Film tentang pencapaian memang menarik untuk disimak, terutama dalam bidang olahraga, it's sort of my thing you know, entah itu fiksi ataupun dari kisah nyata baik biografi maupun sebuah kelompok secara keseluruhan, beberapa favorit saya ada Rush (2013), Greatest Game Ever Played (2005), Coach Carter (2005), Remember The Titans (2000), etc. Seabiscuits sendiri sebenarnya film yang bisa dibilang lawas (hitung hitung udah satu dekade rilisnya) namun saya sendiri baru tertarik untuk menontonnya sekarang, salah satu penyebabnya adalah tema “kuda” yang memang agak asing bagi saya, namun karena genre sport adalah salah satu dari main genre saya, jadi apa salahnya kalo dicoba, okay lets talk about the movie, Skadaddle…...

Gambar : joblo.com

The Story
Dengan latar belakang era Depresi Besar, seorang anak yang ditinggalkan orang tua yang mempunyai passion menjadi jockey, seorang animal trainer yang tak dikenal, dan pengusaha sukses yang depresi akibat kematian anaknya, ketiganya dipertemukan oleh seekor kuda undersize alias mungil untuk ukuran race horse yang tidak pernah dihargai, yang sering di abused dan diremehkan serta dijadikan kuda sparing bagi kuda unggulan. Ketiga pria dan seekor kuda ini bersatu dengan ambisi untuk membuat hal yang tak mungkin menjadi mungkin, mampukah mereka melakukannya?


My opinion
Seperti di awal saya bilang tema olahraga berkuda sedikit asing bagi saya, dimana selama ini saya kebanyakan menyantap 3 jenis olahraga yang paling sering dijadikan film biografi di Hollywood yaitu American Football, Bola basket dan Baseball, karena 3 olahraga ini termasuk yang paling populer di Amerika, namun pada era awal 1930an yang dikenal dengan nama era Depresi Besar.

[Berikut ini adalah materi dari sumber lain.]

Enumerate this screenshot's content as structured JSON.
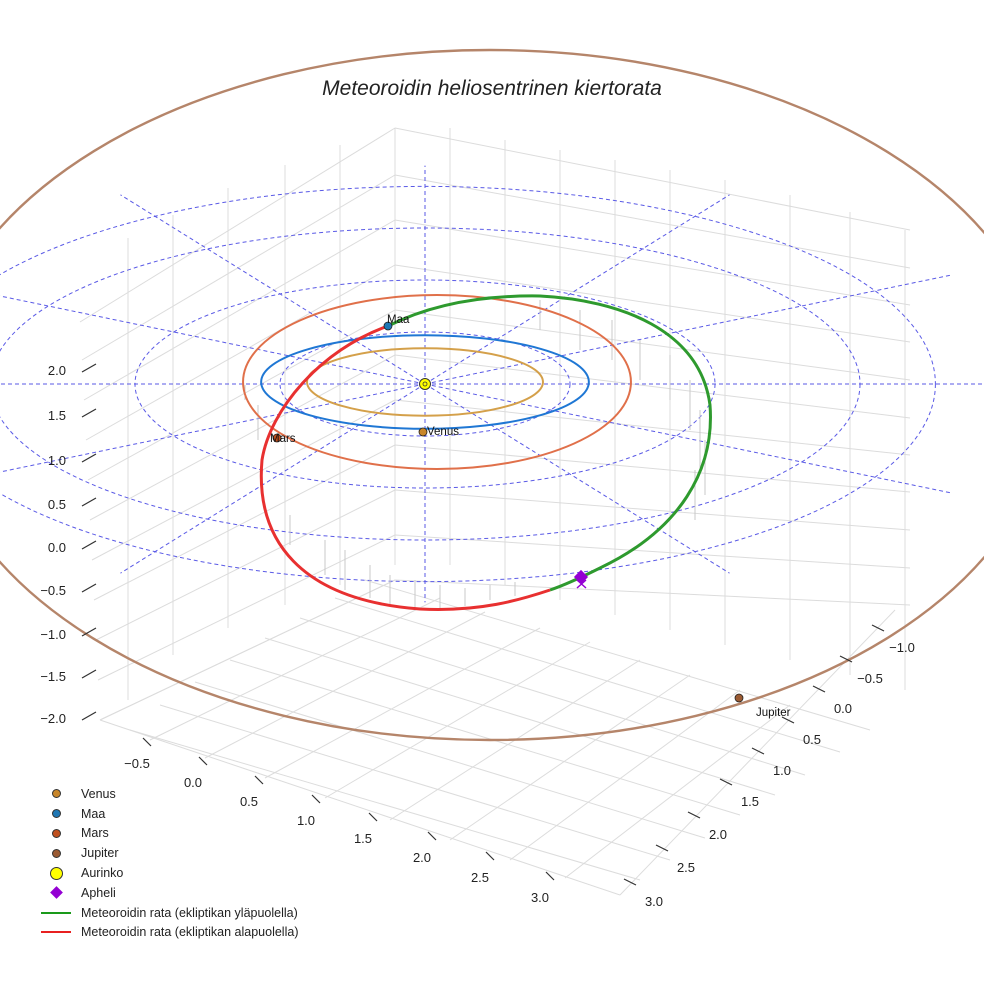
{
  "chart_data": {
    "type": "3d-orbit",
    "title": "Meteoroidin heliosentrinen kiertorata",
    "axes": {
      "x": {
        "ticks": [
          "−0.5",
          "0.0",
          "0.5",
          "1.0",
          "1.5",
          "2.0",
          "2.5",
          "3.0"
        ]
      },
      "y": {
        "ticks": [
          "−1.0",
          "−0.5",
          "0.0",
          "0.5",
          "1.0",
          "1.5",
          "2.0",
          "2.5",
          "3.0"
        ]
      },
      "z": {
        "ticks": [
          "−2.0",
          "−1.5",
          "−1.0",
          "−0.5",
          "0.0",
          "0.5",
          "1.0",
          "1.5",
          "2.0"
        ]
      },
      "grid": true
    },
    "ecliptic_grid_radii_au": [
      1,
      2,
      3,
      4
    ],
    "planet_orbits_au": [
      {
        "name": "Venus",
        "radius": 0.72,
        "color": "#d4a04a"
      },
      {
        "name": "Maa",
        "radius": 1.0,
        "color": "#1f77d4"
      },
      {
        "name": "Mars",
        "radius": 1.52,
        "color": "#e0704a"
      },
      {
        "name": "Jupiter",
        "radius": 5.2,
        "color": "#b5856a"
      }
    ],
    "planet_labels": [
      "Venus",
      "Maa",
      "Mars",
      "Jupiter"
    ],
    "meteoroid_orbit": {
      "above_ecliptic_label": "Meteoroidin rata (ekliptikan yläpuolella)",
      "below_ecliptic_label": "Meteoroidin rata (ekliptikan alapuolella)",
      "above_color": "#2e9a2e",
      "below_color": "#e83030"
    },
    "legend": [
      {
        "label": "Venus",
        "kind": "dot",
        "color": "#c8862a"
      },
      {
        "label": "Maa",
        "kind": "dot",
        "color": "#1f77b4"
      },
      {
        "label": "Mars",
        "kind": "dot",
        "color": "#c0501e"
      },
      {
        "label": "Jupiter",
        "kind": "dot",
        "color": "#9a5a32"
      },
      {
        "label": "Aurinko",
        "kind": "sun",
        "color": "#ffff00"
      },
      {
        "label": "Apheli",
        "kind": "diamond",
        "color": "#9400d3"
      },
      {
        "label": "Meteoroidin rata (ekliptikan yläpuolella)",
        "kind": "line",
        "color": "#1a9a1a"
      },
      {
        "label": "Meteoroidin rata (ekliptikan alapuolella)",
        "kind": "line",
        "color": "#e82020"
      }
    ]
  }
}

FYI, era Depresi Besar yang diawali oleh kejadian Black Tuesday tepatnya pada 29 Oktober 1929 adalah dengan jatuhnya Wall Street dimana harga saham benar-benar anjlok yang mengakibatkan panik jual sehingga harga saham semakin menukik dan memberikan efek yang teramat besar bagi perekonomian dunia, dimana di Amerika sendiri 25 persen penduduk kehilangan pekerjaan yang mengakibatkan mereka kehilangan tempat tinggal sehingga mengharuskan mereka untuk hidup di jalanan berbekal dengan mobil dan sedikit barang saja, #CMIIW


Pacuan kuda menjadi hiburan yang populer di era itu. Kehilangan pekerjaan dan rumah membuat masyarakat mencari utopia dimanapun letaknya, pacuan kuda merupakan salah satu nya. Pertemuan ketiga pria yang pada dasarnya babak belur oleh kehidupan. Dan Seabiscuits menjadi lem perekat bagi ketiganya. Diisi oleh aktor dan aktris yang cukup bernama seperti Jeff Bridges (Tron Legacy, Big Lebowsky), Chris Cooper, dan yang pasti Tobey Maguire (Spiderman Trilogy). 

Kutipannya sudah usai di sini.